Nutrition has a significant impact on disease prevention, but healthcare expenditure in the United States continues to focus on treatment and management rather than prevention. In 2006, three-fourths of U.S. health spending was directed toward treating chronic diseases. “Almost two-thirds of the growth in spending is attributable to Americans’ worsening health habits, particularly the epidemic rise in obesity,” according to Health Affairs. “The U.S. care delivery system favors paying for treatment of chronic diseases rather than preventing them in the first place.”
Now, the Trump administration is proposing further budget cuts for 2019 to many public assistance programs that support those preventative measures. How could this affect increasing national health expenditure numbers?
Connecting those in need to healthy food is an important aspect of overall healthcare that doesn’t get very much federal support—even before any proposed budget cuts. Turning the American healthcare system’s focus to prevention, rather than treatment and management, doesn’t seem likely through the current administration’s policies. But an increasing public interest, and solid research to support it, does have potential to push the needle in this direction.

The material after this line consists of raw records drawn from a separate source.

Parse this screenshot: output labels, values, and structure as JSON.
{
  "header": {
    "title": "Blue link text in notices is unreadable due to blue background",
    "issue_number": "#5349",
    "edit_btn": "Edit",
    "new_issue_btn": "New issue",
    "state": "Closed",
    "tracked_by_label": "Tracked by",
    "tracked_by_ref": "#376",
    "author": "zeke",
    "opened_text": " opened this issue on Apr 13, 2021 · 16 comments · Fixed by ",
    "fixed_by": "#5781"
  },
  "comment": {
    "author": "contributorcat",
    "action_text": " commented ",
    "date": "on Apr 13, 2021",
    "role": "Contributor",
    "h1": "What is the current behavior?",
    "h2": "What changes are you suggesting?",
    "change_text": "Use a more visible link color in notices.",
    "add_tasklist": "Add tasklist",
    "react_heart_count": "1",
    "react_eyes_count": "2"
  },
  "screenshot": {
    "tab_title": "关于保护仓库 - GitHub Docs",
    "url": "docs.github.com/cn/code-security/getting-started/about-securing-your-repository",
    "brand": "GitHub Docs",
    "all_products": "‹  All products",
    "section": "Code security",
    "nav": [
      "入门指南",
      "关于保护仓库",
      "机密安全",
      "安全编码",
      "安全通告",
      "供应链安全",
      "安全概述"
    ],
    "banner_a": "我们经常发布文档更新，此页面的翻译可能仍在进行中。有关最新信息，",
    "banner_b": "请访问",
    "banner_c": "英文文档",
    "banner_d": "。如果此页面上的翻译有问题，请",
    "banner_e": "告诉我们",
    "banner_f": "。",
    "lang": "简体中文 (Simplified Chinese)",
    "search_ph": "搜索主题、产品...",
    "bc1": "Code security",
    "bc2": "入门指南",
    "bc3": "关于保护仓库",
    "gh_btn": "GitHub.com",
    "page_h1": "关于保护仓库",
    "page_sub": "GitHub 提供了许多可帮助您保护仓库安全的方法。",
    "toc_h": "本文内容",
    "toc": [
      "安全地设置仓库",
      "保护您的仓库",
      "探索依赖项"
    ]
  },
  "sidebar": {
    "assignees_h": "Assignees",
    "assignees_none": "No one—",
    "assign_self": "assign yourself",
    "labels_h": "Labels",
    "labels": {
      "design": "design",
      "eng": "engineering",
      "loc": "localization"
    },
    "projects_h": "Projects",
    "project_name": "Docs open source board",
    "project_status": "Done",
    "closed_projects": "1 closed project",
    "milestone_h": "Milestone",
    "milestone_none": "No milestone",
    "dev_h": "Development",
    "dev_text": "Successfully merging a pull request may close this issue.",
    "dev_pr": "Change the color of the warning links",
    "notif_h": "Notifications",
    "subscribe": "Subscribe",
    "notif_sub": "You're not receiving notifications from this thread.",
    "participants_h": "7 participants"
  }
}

There are many things people can do to help connect those in need to nutritious meals. In New York City, Citymeals on Wheels, City Harvest, and GLWD are always accepting volunteers. Support those organizations that have proven outcomes and rely on in-kind donations, such as the above and Wholesome Wave, whose produce-prescription program empowers doctors to write prescriptions for fruits and vegetables. Every donation and every act of volunteering counts. While any cut to federal support is negative, many of these organizations, including GLWD, stay afloat primarily because of corporate and private donations. This support is now more important than ever.

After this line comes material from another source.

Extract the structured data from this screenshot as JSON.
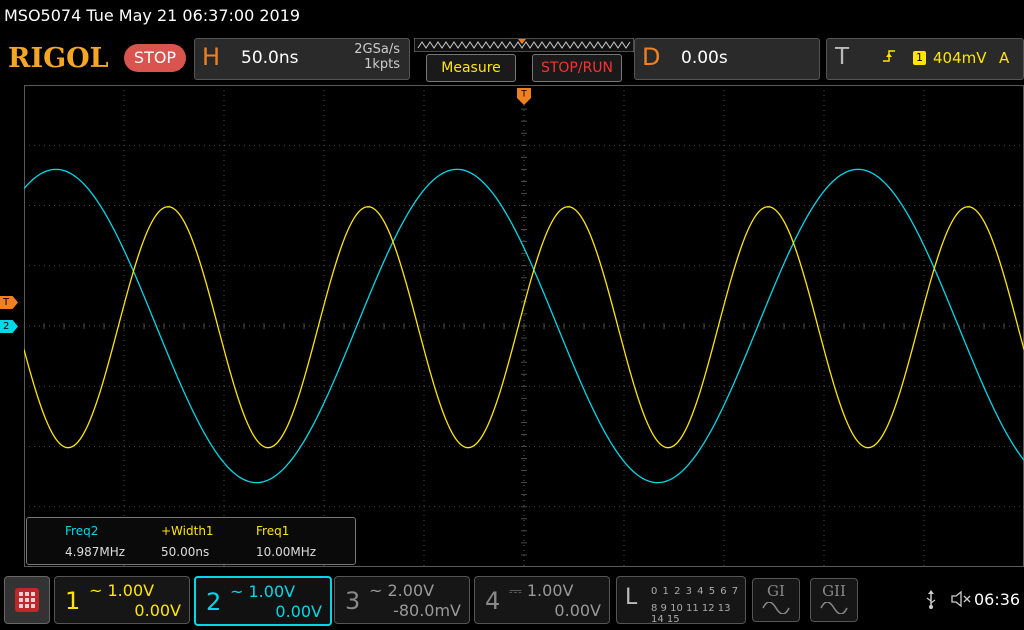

And read past the headlines to stay informed. Call your representative to make your voice heard about charitable budget cuts. The House released the 2018 Farm Bill proposal, which contains significant implications for SNAP recipients including new work requirements, last month. Ensuring that nutritious meals reach the tables of those in need requires involvement from all players in the system—policymakers, activists, civilians, nonprofits, and corporations alike.